The majority of studies reported that all SF-36 subscale scores were lower in adult-onset DM1 than in control populations (2 studies reported lower physical health, but not mental health, scores). Considerable cross-study heterogeneity in mean reported values, subtending much of the 0-100 SF-36 range, was observed for many subscale scores—including physical functioning (scores ranged from 38 to 82), role physical (from 22 to 95), and role emotional (from 28 to 96). Similar heterogeneity in reported scores was seen for studies using the INQoL instrument.
Finally, the Cantril’s Ladder used in one study evaluated here reported a mean HRQoL score that was not different from that of health relatives or unaffected family members, suggesting it was the least useful measure for this purpose.
Conclusions
Although two instruments (SF-36 and INQoL) have been used extensively in adult-onset DM1, a concerning level of heterogeneity in mean scores was seen across the 19 studies used in the analysis reported here. Whether this reflects variability in the cohorts evaluated in the different studies or flaws in the HRQoL assessment instruments is unclear. A deeper analysis of the patient populations assessed in individual studies (e.g., assessing, when possible, the placement of patients on the DM1 spectrum as identified by De Antonio et al., 2016) might yield underlying explanations for the high degree of heterogeneity. The study team also suggests the operation of demographic, cultural, or instrument psychometric properties as explanations for the high degree of variability.
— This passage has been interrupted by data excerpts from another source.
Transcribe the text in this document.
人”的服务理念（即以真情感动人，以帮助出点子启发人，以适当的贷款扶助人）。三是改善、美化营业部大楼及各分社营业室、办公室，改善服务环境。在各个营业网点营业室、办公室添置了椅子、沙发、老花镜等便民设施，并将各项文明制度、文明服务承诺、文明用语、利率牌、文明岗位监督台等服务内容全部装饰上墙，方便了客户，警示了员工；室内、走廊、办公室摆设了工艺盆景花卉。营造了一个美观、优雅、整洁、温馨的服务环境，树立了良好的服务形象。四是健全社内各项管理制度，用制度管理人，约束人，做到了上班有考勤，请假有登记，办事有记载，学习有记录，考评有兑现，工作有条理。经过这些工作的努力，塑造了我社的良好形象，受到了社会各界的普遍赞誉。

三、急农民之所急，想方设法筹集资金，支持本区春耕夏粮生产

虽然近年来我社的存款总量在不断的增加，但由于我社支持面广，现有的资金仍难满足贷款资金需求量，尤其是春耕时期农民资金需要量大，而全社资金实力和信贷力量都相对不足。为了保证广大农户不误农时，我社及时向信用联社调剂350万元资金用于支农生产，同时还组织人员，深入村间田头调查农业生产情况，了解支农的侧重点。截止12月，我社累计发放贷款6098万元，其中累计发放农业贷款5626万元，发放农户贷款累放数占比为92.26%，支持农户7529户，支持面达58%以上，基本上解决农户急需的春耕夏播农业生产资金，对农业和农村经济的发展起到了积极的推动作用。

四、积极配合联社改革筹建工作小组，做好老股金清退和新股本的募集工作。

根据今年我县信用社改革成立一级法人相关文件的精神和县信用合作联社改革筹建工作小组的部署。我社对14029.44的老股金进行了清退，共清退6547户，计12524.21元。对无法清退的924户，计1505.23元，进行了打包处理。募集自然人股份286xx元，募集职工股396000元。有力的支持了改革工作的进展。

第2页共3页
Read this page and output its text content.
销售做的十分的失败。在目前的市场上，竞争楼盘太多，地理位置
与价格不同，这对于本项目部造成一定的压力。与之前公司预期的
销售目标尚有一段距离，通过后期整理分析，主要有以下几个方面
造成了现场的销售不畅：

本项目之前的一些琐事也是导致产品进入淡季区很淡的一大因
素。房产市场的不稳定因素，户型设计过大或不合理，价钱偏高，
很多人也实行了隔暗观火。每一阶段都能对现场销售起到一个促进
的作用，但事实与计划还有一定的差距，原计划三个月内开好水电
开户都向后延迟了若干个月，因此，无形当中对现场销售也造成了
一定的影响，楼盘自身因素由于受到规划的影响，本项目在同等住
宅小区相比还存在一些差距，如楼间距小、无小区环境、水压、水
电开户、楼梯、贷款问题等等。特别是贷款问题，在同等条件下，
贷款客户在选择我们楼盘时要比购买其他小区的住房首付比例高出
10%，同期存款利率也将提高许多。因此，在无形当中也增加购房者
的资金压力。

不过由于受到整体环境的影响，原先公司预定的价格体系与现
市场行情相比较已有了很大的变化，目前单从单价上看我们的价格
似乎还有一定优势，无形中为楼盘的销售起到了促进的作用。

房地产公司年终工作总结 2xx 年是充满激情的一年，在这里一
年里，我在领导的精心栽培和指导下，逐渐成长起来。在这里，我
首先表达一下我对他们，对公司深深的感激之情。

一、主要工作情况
Questions about whether these instruments had been sufficiently validated for use in DM1 must be answered if they are to be of value for natural history studies or interventional clinical trials.
References:
Health-Related Quality of Life in Patients with Adult-Onset Myotonic Dystrophy Type 1: A Systematic Review.
Landfeldt E, Edström J, Jimenez-Moreno C, van Engelen BGM, Kirschner J, Lochmüller H.
Patient. 2019 Feb 4. doi: 10.1007/s40271-019-00357-y. [Epub ahead of print] Review.
Unravelling the myotonic dystrophy type 1 clinical spectrum: A systematic registry-based study with implications for disease classification.
De Antonio M, Dogan C, Hamroun D, Mati M, Zerrouki S, Eymard B, Katsahian S, Bassez G; French Myotonic Dystrophy Clinical Network.
Rev Neurol (Paris). 2016 Oct;172(10):572-580. doi: 10.1016/j.neurol.2016.08.003. Epub 2016 Sep 21.